Strategic Community-Building: An Alternative to Discriminatory Practices across Disciplines
Lead: Edna Andrews, Professor of Linguistics, Trinity College of Arts & Sciences
Jan Riggsbee, Professor of the Practice, Education, Trinity College of Arts & Sciences
Beth Sullivan, Associate Professor of Molecular Genetics and Microbiology, School of Medicine
This project will pursue a set of enrichment activities for faculty in Arts & Sciences, Medicine, and the Focus Program organized around Duke’s new Mellon Sawyer Seminar series. Bringing together 27 faculty fellows from Duke and four other Triangle universities, this series explores four themes: minorities, underrepresented communities and language-based discrimination; linguistic diversity in education; multilingualism, immigration and identities; and indigenous and endangered languages. The group will meet for dinner discussions after attending specific lectures. Each team meeting will include students as well as faculty.
Toolkit for Equity: Curricula and Climate in the Documentary Arts
Lead: Wesley Hogan, Research Professor, John Hope Franklin Humanities Institute; Director, Center for Documentary Studies
Since 2017, the Center for Documentary Studies (CDS) has brought 11 young artists who identify as Black, indigenous, and/or people of color to Durham for fellowships of 10 to 18 months. Through this pilot, CDS leaders identified barriers to their ability to mentor these artists and created several interventions to address the problem. This seed grant project will engage Biwa | EmergentEquity to partner with CDS in examining organizational culture through the lens of racial equity and building capacity to engage in productive conflict, transparent communication, participatory decision-making, and equitable practice of policies and procedures.

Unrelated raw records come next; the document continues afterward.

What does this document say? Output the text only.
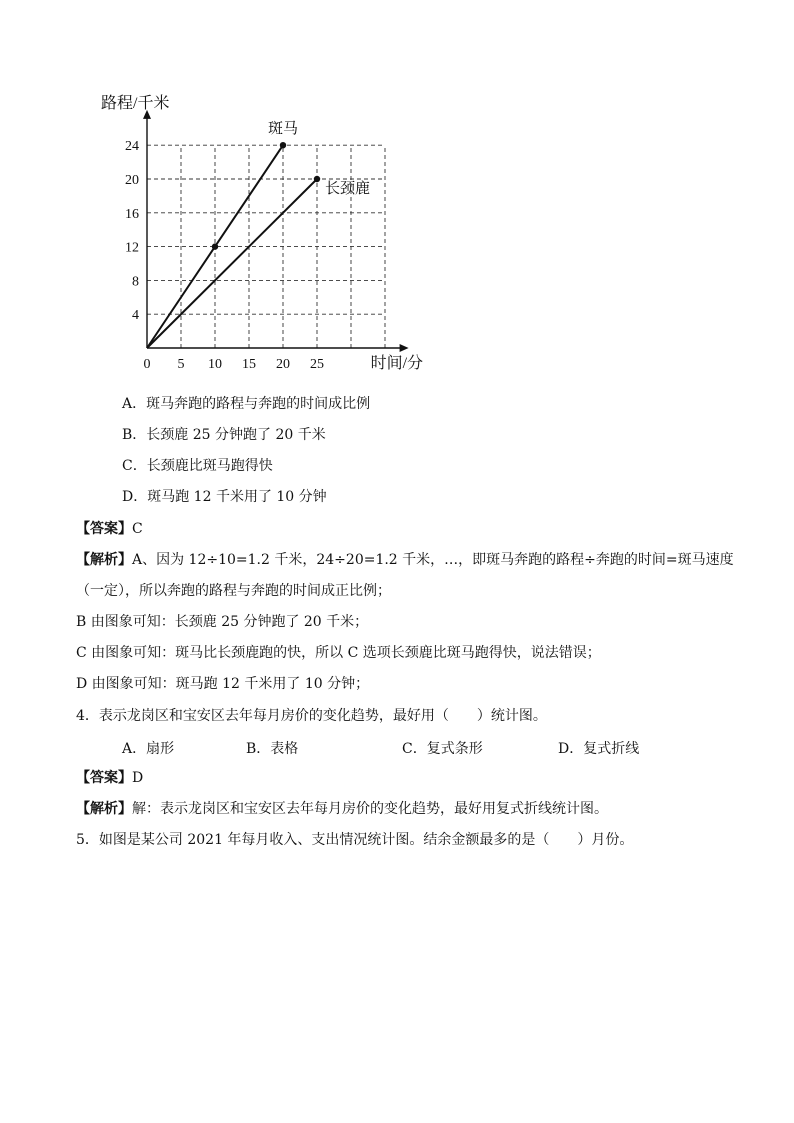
0 5 10 15 20 25
4
8
12
16
20
24
路程/千米
时间/分
斑马
长颈鹿
A．斑马奔跑的路程与奔跑的时间成比例
B．长颈鹿 25 分钟跑了 20 千米
C．长颈鹿比斑马跑得快
D．斑马跑 12 千米用了 10 分钟
【答案】C
【解析】A、因为 12÷10=1.2 千米，24÷20=1.2 千米，…，即斑马奔跑的路程÷奔跑的时间=斑马速度
（一定），所以奔跑的路程与奔跑的时间成正比例；
B 由图象可知：长颈鹿 25 分钟跑了 20 千米；
C 由图象可知：斑马比长颈鹿跑的快，所以 C 选项长颈鹿比斑马跑得快，说法错误；
D 由图象可知：斑马跑 12 千米用了 10 分钟；
4．表示龙岗区和宝安区去年每月房价的变化趋势，最好用（　　）统计图。
A．扇形	B．表格	C．复式条形	D．复式折线
【答案】D
【解析】解：表示龙岗区和宝安区去年每月房价的变化趋势，最好用复式折线统计图。
5．如图是某公司 2021 年每月收入、支出情况统计图。结余金额最多的是（　　）月份。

Triangle Economists in Applied Microeconomics (TEAM) Working Group
Lead: Sarah Komisarow, Assistant Professor, Sanford School of Public Policy
Ines Black, Assistant Professor of Business Administration, Fuqua School of Business
Matthew Johnson, Assistant Professor, Sanford School of Public Policy
Last year, this seed grant project created a working group for pre-tenure economists at Duke and other universities in the Triangle who are doing research broadly defined as applied microeconomics. TEAM seeks to provide a community in which members can thrive as young scholars. The two main activities—monthly seminar presentations and biannual writing retreats—provide opportunities peer feedback, a low-stakes environment, and dedicated writing time. This year, the group plans to build on its successful beginning by continuing its activities and expanding the community-building element. There will be a two-day off-campus writing retreat as well as a one-day on-campus retreat to allow more time for engaging in relaxed conversation, sharing goals, and other activities. There will also be a group dinner once each semester to provide more opportunity to build relationships with each other.